Melansor Psy Post, studi yang dipublikasikan dalam jurnal Psychology of Men & Masculinities itu menjelaskan, bagi sebagian pria, penis bukan sekadar organ reproduksi, tetapi juga dipandang sebagai simbol status, dominasi, dan kejantanan. Keinginan memiliki penis yang lebih besar disebut sebagian dipicu oleh rasa malu atau terhina karena merasa gagal memenuhi ekspektasi sosial tentang bagaimana seharusnya menjadi laki-laki.

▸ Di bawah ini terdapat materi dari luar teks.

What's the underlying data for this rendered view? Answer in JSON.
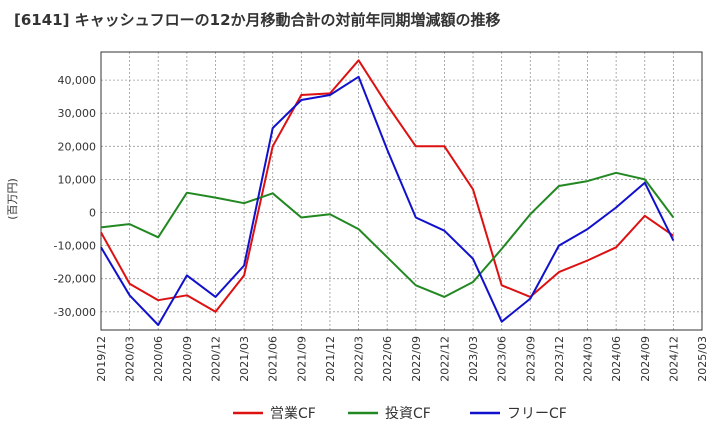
{
  "chart_data": {
    "type": "line",
    "title": "[6141]  キャッシュフローの12か月移動合計の対前年同期増減額の推移",
    "ylabel": "(百万円)",
    "xlabel": "",
    "ylim": [
      -35500,
      48500
    ],
    "yticks": [
      -30000,
      -20000,
      -10000,
      0,
      10000,
      20000,
      30000,
      40000
    ],
    "ytick_labels": [
      "-30,000",
      "-20,000",
      "-10,000",
      "0",
      "10,000",
      "20,000",
      "30,000",
      "40,000"
    ],
    "categories": [
      "2019/12",
      "2020/03",
      "2020/06",
      "2020/09",
      "2020/12",
      "2021/03",
      "2021/06",
      "2021/09",
      "2021/12",
      "2022/03",
      "2022/06",
      "2022/09",
      "2022/12",
      "2023/03",
      "2023/06",
      "2023/09",
      "2023/12",
      "2024/03",
      "2024/06",
      "2024/09",
      "2024/12",
      "2025/03"
    ],
    "grid": true,
    "legend_position": "bottom",
    "series": [
      {
        "name": "営業CF",
        "color": "#dd1111",
        "values": [
          -6000,
          -21500,
          -26500,
          -25000,
          -30000,
          -19000,
          20000,
          35500,
          36000,
          46000,
          32500,
          20000,
          20000,
          7000,
          -22000,
          -25500,
          -18000,
          -14500,
          -10500,
          -1000,
          -7000,
          null
        ]
      },
      {
        "name": "投資CF",
        "color": "#228822",
        "values": [
          -4500,
          -3500,
          -7500,
          6000,
          4500,
          2800,
          5800,
          -1500,
          -500,
          -5000,
          -13500,
          -22000,
          -25500,
          -21000,
          -11000,
          -500,
          8000,
          9500,
          12000,
          10000,
          -1500,
          null
        ]
      },
      {
        "name": "フリーCF",
        "color": "#1111cc",
        "values": [
          -10500,
          -25000,
          -34000,
          -19000,
          -25500,
          -16000,
          25500,
          34000,
          35500,
          41000,
          19000,
          -1500,
          -5500,
          -14000,
          -33000,
          -26000,
          -10000,
          -5000,
          1500,
          9000,
          -8500,
          null
        ]
      }
    ]
  }
}
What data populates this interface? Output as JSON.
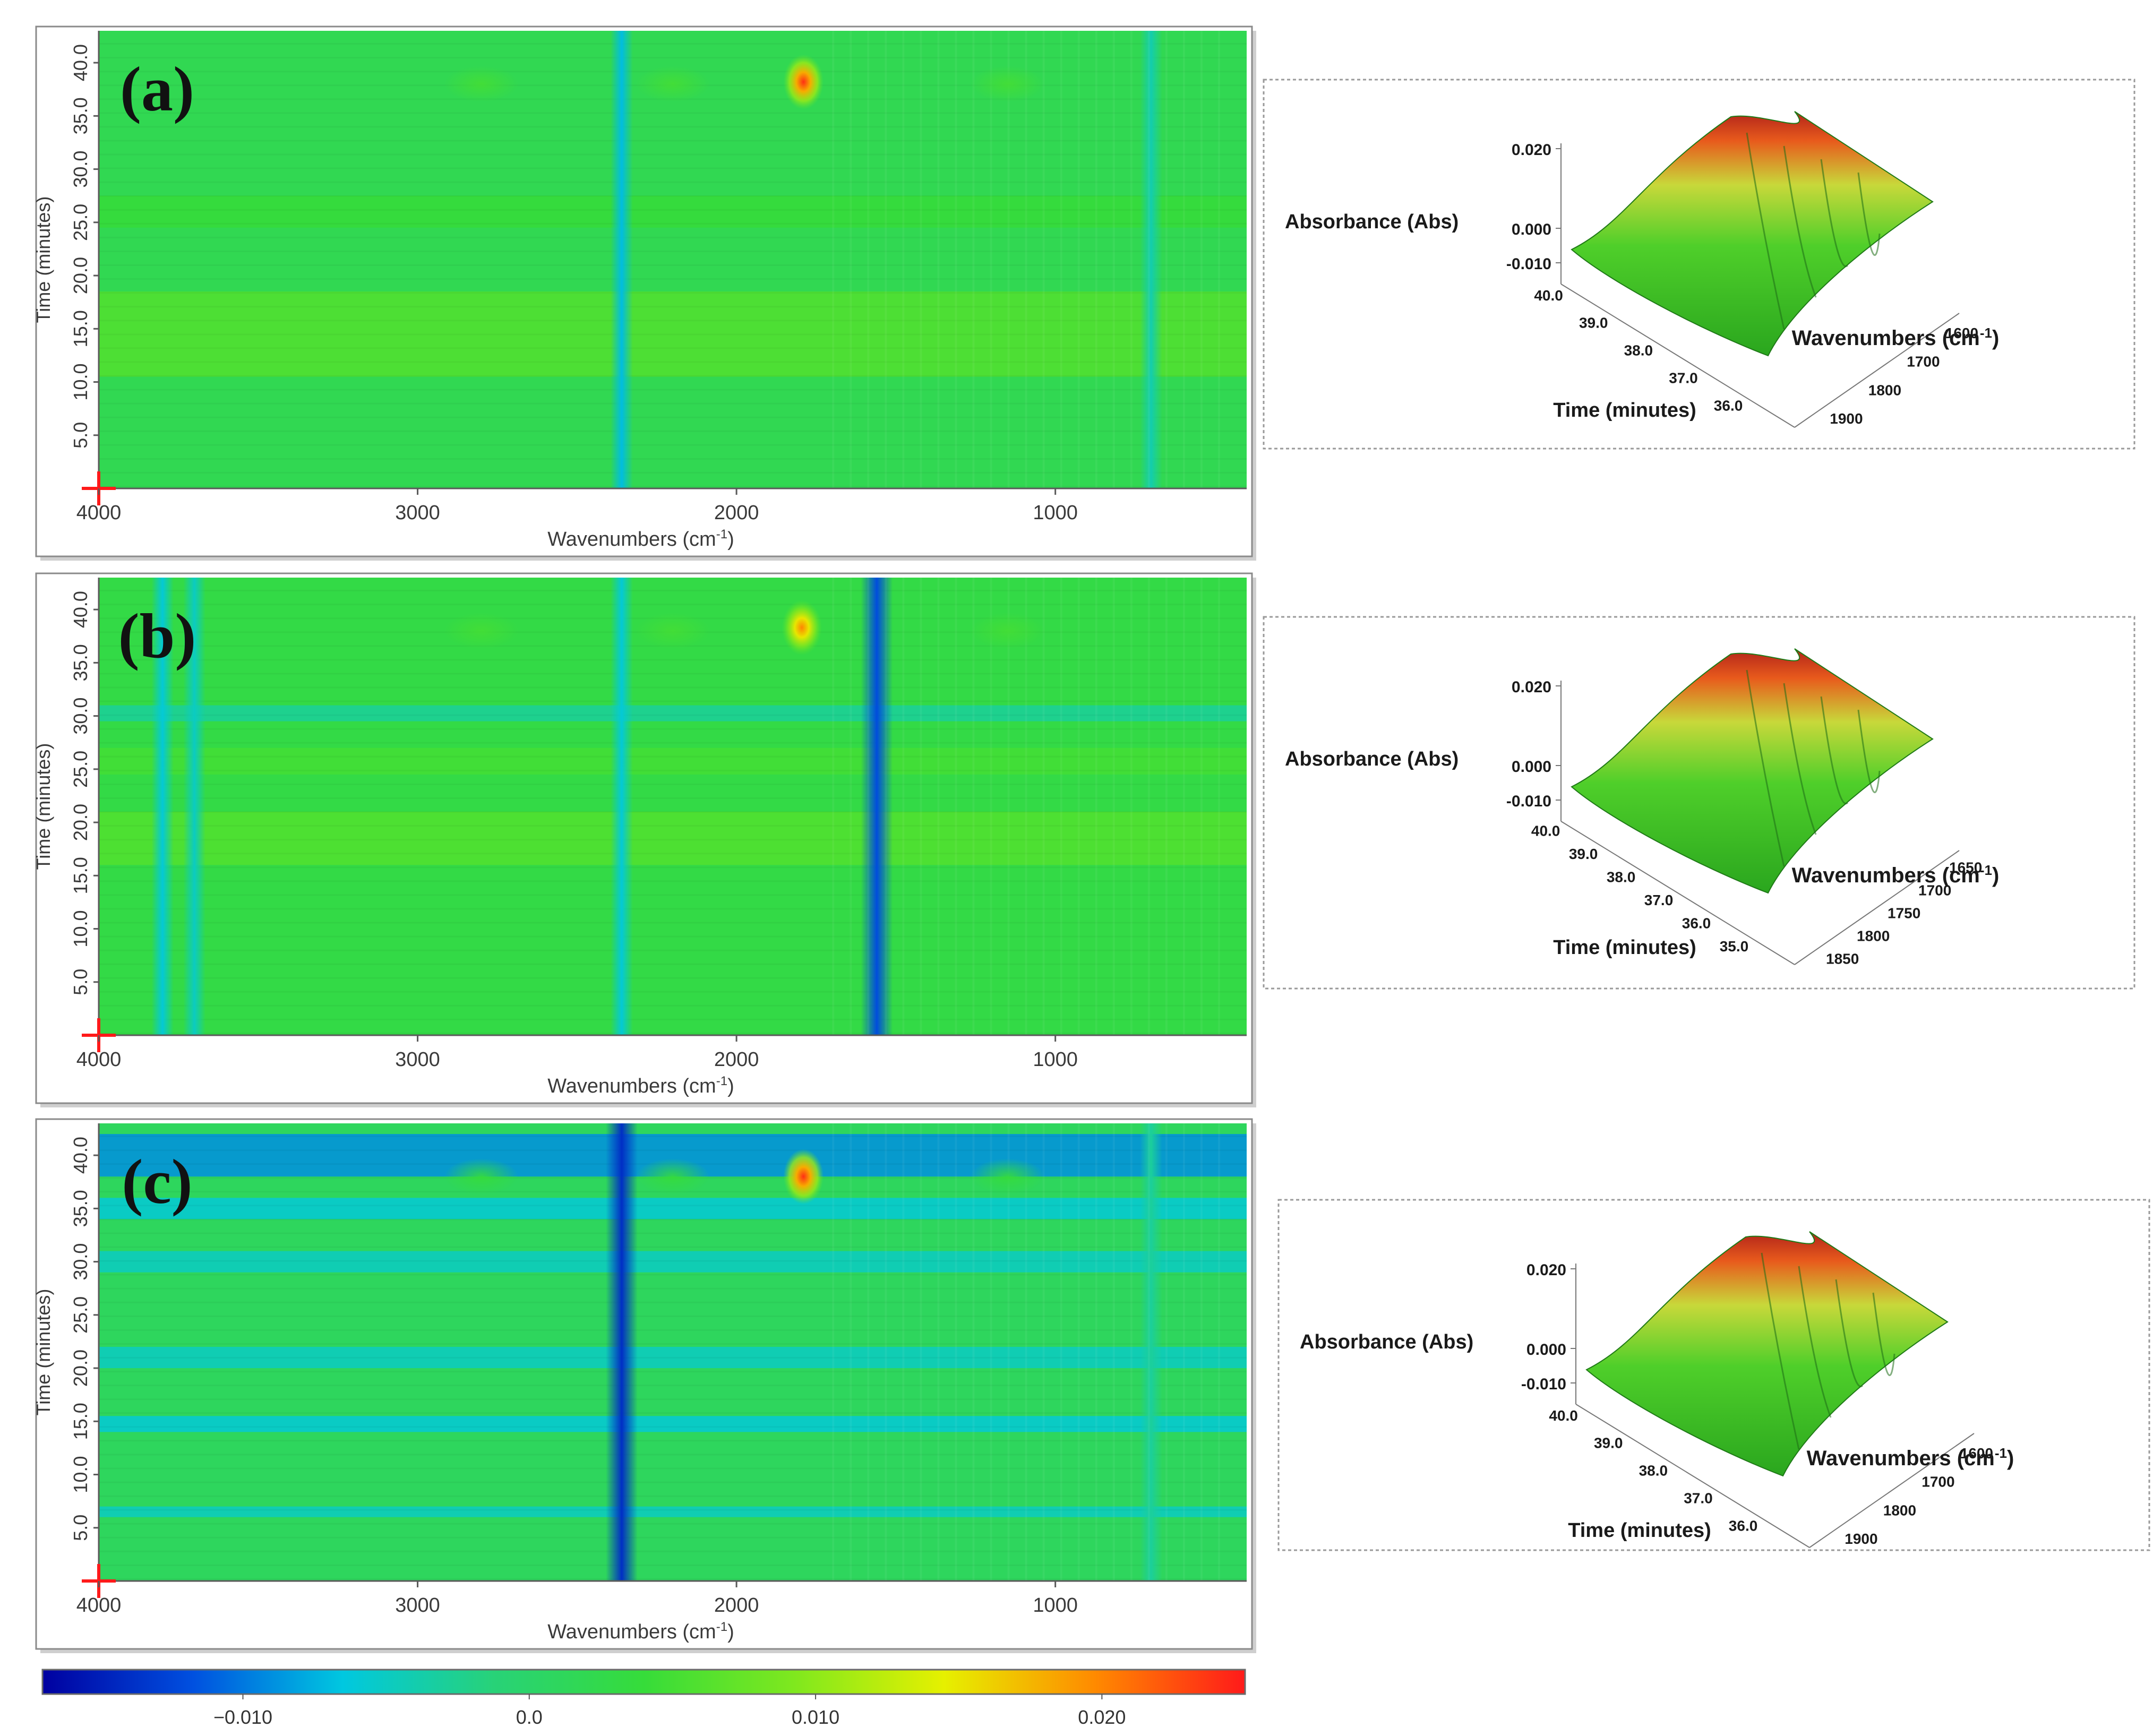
{
  "figure": {
    "x_ticks": [
      "4000",
      "3000",
      "2000",
      "1000"
    ],
    "y_ticks": [
      "5.0",
      "10.0",
      "15.0",
      "20.0",
      "25.0",
      "30.0",
      "35.0",
      "40.0"
    ],
    "x_label": "Wavenumbers (cm",
    "x_label_sup": "-1",
    "x_label_close": ")",
    "y_label": "Time (minutes)"
  },
  "colors": {
    "scale": [
      "#0000a0",
      "#0050e0",
      "#00c8e0",
      "#28d278",
      "#36dc3a",
      "#7fe81e",
      "#e6f000",
      "#ff8a00",
      "#ff1a1a"
    ],
    "frame": "#8a8a8a"
  },
  "chart_data": [
    {
      "type": "heatmap",
      "panel": "(a)",
      "xlabel": "Wavenumbers (cm-1)",
      "ylabel": "Time (minutes)",
      "xlim": [
        4000,
        400
      ],
      "ylim": [
        0,
        43
      ],
      "x_ticks": [
        4000,
        3000,
        2000,
        1000
      ],
      "y_ticks": [
        5.0,
        10.0,
        15.0,
        20.0,
        25.0,
        30.0,
        35.0,
        40.0
      ],
      "baseline": 0.002,
      "hotspots": [
        {
          "wavenumber": 1790,
          "time": 38.2,
          "value": 0.024
        },
        {
          "wavenumber": 2800,
          "time": 38.0,
          "value": 0.005
        },
        {
          "wavenumber": 2200,
          "time": 38.0,
          "value": 0.005
        },
        {
          "wavenumber": 1150,
          "time": 38.0,
          "value": 0.005
        }
      ],
      "bands": [
        {
          "wavenumber": 2360,
          "value": -0.007
        },
        {
          "wavenumber": 700,
          "value": -0.004
        }
      ],
      "stripes": [
        {
          "time_from": 10.5,
          "time_to": 18.5,
          "value": 0.006
        },
        {
          "time_from": 24.5,
          "time_to": 27.5,
          "value": 0.004
        }
      ],
      "inset": {
        "type": "surface",
        "zlabel": "Absorbance (Abs)",
        "z_ticks": [
          "0.020",
          "0.000",
          "-0.010"
        ],
        "ylabel": "Time (minutes)",
        "time_ticks": [
          "40.0",
          "39.0",
          "38.0",
          "37.0",
          "36.0"
        ],
        "xlabel": "Wavenumbers (cm",
        "xlabel_sup": "-1",
        "xlabel_close": ")",
        "wn_ticks": [
          "1600",
          "1700",
          "1800",
          "1900"
        ],
        "peak": {
          "wavenumber": 1790,
          "time": 38.2,
          "value": 0.024
        }
      }
    },
    {
      "type": "heatmap",
      "panel": "(b)",
      "xlabel": "Wavenumbers (cm-1)",
      "ylabel": "Time (minutes)",
      "xlim": [
        4000,
        400
      ],
      "ylim": [
        0,
        43
      ],
      "x_ticks": [
        4000,
        3000,
        2000,
        1000
      ],
      "y_ticks": [
        5.0,
        10.0,
        15.0,
        20.0,
        25.0,
        30.0,
        35.0,
        40.0
      ],
      "baseline": 0.003,
      "hotspots": [
        {
          "wavenumber": 1795,
          "time": 38.3,
          "value": 0.02
        },
        {
          "wavenumber": 2800,
          "time": 38.0,
          "value": 0.005
        },
        {
          "wavenumber": 2200,
          "time": 38.0,
          "value": 0.005
        },
        {
          "wavenumber": 1150,
          "time": 38.0,
          "value": 0.005
        }
      ],
      "bands": [
        {
          "wavenumber": 2360,
          "value": -0.006
        },
        {
          "wavenumber": 1560,
          "value": -0.012
        },
        {
          "wavenumber": 3800,
          "value": -0.006
        },
        {
          "wavenumber": 3700,
          "value": -0.005
        }
      ],
      "stripes": [
        {
          "time_from": 16.0,
          "time_to": 21.0,
          "value": 0.006
        },
        {
          "time_from": 24.5,
          "time_to": 27.0,
          "value": 0.005
        },
        {
          "time_from": 29.5,
          "time_to": 31.0,
          "value": -0.003
        }
      ],
      "inset": {
        "type": "surface",
        "zlabel": "Absorbance (Abs)",
        "z_ticks": [
          "0.020",
          "0.000",
          "-0.010"
        ],
        "ylabel": "Time (minutes)",
        "time_ticks": [
          "40.0",
          "39.0",
          "38.0",
          "37.0",
          "36.0",
          "35.0"
        ],
        "xlabel": "Wavenumbers (cm",
        "xlabel_sup": "-1",
        "xlabel_close": ")",
        "wn_ticks": [
          "1650",
          "1700",
          "1750",
          "1800",
          "1850"
        ],
        "peak": {
          "wavenumber": 1795,
          "time": 38.3,
          "value": 0.02
        }
      }
    },
    {
      "type": "heatmap",
      "panel": "(c)",
      "xlabel": "Wavenumbers (cm-1)",
      "ylabel": "Time (minutes)",
      "xlim": [
        4000,
        400
      ],
      "ylim": [
        0,
        43
      ],
      "x_ticks": [
        4000,
        3000,
        2000,
        1000
      ],
      "y_ticks": [
        5.0,
        10.0,
        15.0,
        20.0,
        25.0,
        30.0,
        35.0,
        40.0
      ],
      "baseline": 0.001,
      "hotspots": [
        {
          "wavenumber": 1790,
          "time": 38.0,
          "value": 0.024
        },
        {
          "wavenumber": 2800,
          "time": 38.0,
          "value": 0.004
        },
        {
          "wavenumber": 2200,
          "time": 38.0,
          "value": 0.004
        },
        {
          "wavenumber": 1150,
          "time": 38.0,
          "value": 0.004
        }
      ],
      "bands": [
        {
          "wavenumber": 2360,
          "value": -0.014
        },
        {
          "wavenumber": 700,
          "value": -0.003
        }
      ],
      "stripes": [
        {
          "time_from": 38.0,
          "time_to": 42.0,
          "value": -0.009
        },
        {
          "time_from": 34.0,
          "time_to": 36.0,
          "value": -0.006
        },
        {
          "time_from": 29.0,
          "time_to": 31.0,
          "value": -0.005
        },
        {
          "time_from": 20.0,
          "time_to": 22.0,
          "value": -0.005
        },
        {
          "time_from": 14.0,
          "time_to": 15.5,
          "value": -0.006
        },
        {
          "time_from": 6.0,
          "time_to": 7.0,
          "value": -0.005
        }
      ],
      "inset": {
        "type": "surface",
        "zlabel": "Absorbance (Abs)",
        "z_ticks": [
          "0.020",
          "0.000",
          "-0.010"
        ],
        "ylabel": "Time (minutes)",
        "time_ticks": [
          "40.0",
          "39.0",
          "38.0",
          "37.0",
          "36.0"
        ],
        "xlabel": "Wavenumbers (cm",
        "xlabel_sup": "-1",
        "xlabel_close": ")",
        "wn_ticks": [
          "1600",
          "1700",
          "1800",
          "1900"
        ],
        "peak": {
          "wavenumber": 1790,
          "time": 38.0,
          "value": 0.024
        }
      }
    },
    {
      "type": "colorbar",
      "range": [
        -0.017,
        0.025
      ],
      "tick_values": [
        -0.01,
        0.0,
        0.01,
        0.02
      ],
      "tick_labels": [
        "−0.010",
        "0.0",
        "0.010",
        "0.020"
      ]
    }
  ]
}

Peneliti melakukan empat studi yang melibatkan ratusan pria heteroseksual di Amerika Serikat. Pada studi pertama, peneliti mengembangkan alat ukur bernama Penis Size Value Scale untuk mengetahui seberapa penting peserta menganggap ukuran penis besar. Hasilnya menunjukkan, pria yang mengalami stres karena merasa tidak memenuhi standar maskulinitas lebih cenderung menganggap ukuran penis sebagai hal yang penting. Mereka juga memiliki tingkat dominasi, kemarahan, dan agresivitas yang lebih tinggi. Sebaliknya, tidak ditemukan hubungan antara pandangan tersebut dengan frekuensi aktivitas seksual maupun konsumsi pornografi.
Studi kedua memperkuat temuan tersebut. Bahkan setelah memperhitungkan faktor dominasi dan agresivitas, rasa insecure terhadap identitas sebagai laki-laki tetap menjadi prediktor utama yang membuat seseorang lebih mengagungkan ukuran penis besar.
Penelitian ini juga menemukan pria yang menganggap ukuran penis penting lebih sering merasa malu terhadap ukuran penisnya sendiri dan lebih terdorong melakukan berbagai upaya untuk memperbesarnya.
Pada studi ketiga, peneliti menambahkan faktor pandangan politik dan agama. Hasilnya menunjukkan, pria yang menganggap ukuran penis besar penting cenderung memiliki tingkat religiositas lebih tinggi dan lebih banyak mendukung Donald Trump. Meski demikian, peneliti menegaskan hubungan tersebut tampaknya sebagian besar dijelaskan oleh rasa insecure terhadap maskulinitas. Dengan kata lain, faktor psikologis itulah yang menjadi pendorong utama, bukan preferensi politik atau agama itu sendiri.
Sementara itu, studi keempat menggunakan metode eksperimen. Para peserta diminta mengingat pengalaman ketika mereka merasa gagal memenuhi standar maskulinitas. Hasilnya, kelompok tersebut mengalami rasa terhina yang lebih besar dan menunjukkan peningkatan keinginan memiliki penis berukuran lebih besar.Â
Meski demikian, peneliti mengingatkan studi ini memiliki sejumlah keterbatasan. Seluruh responden merupakan pria heteroseksual asal Amerika Serikat sehingga hasilnya belum tentu berlaku untuk budaya atau kelompok lain.
Penelitian ini juga tidak bertujuan menilai apakah pria puas atau tidak dengan ukuran penisnya sendiri, melainkan meneliti bagaimana ancaman terhadap maskulinitas memengaruhi cara pria memandang pentingnya ukuran penis secara umum.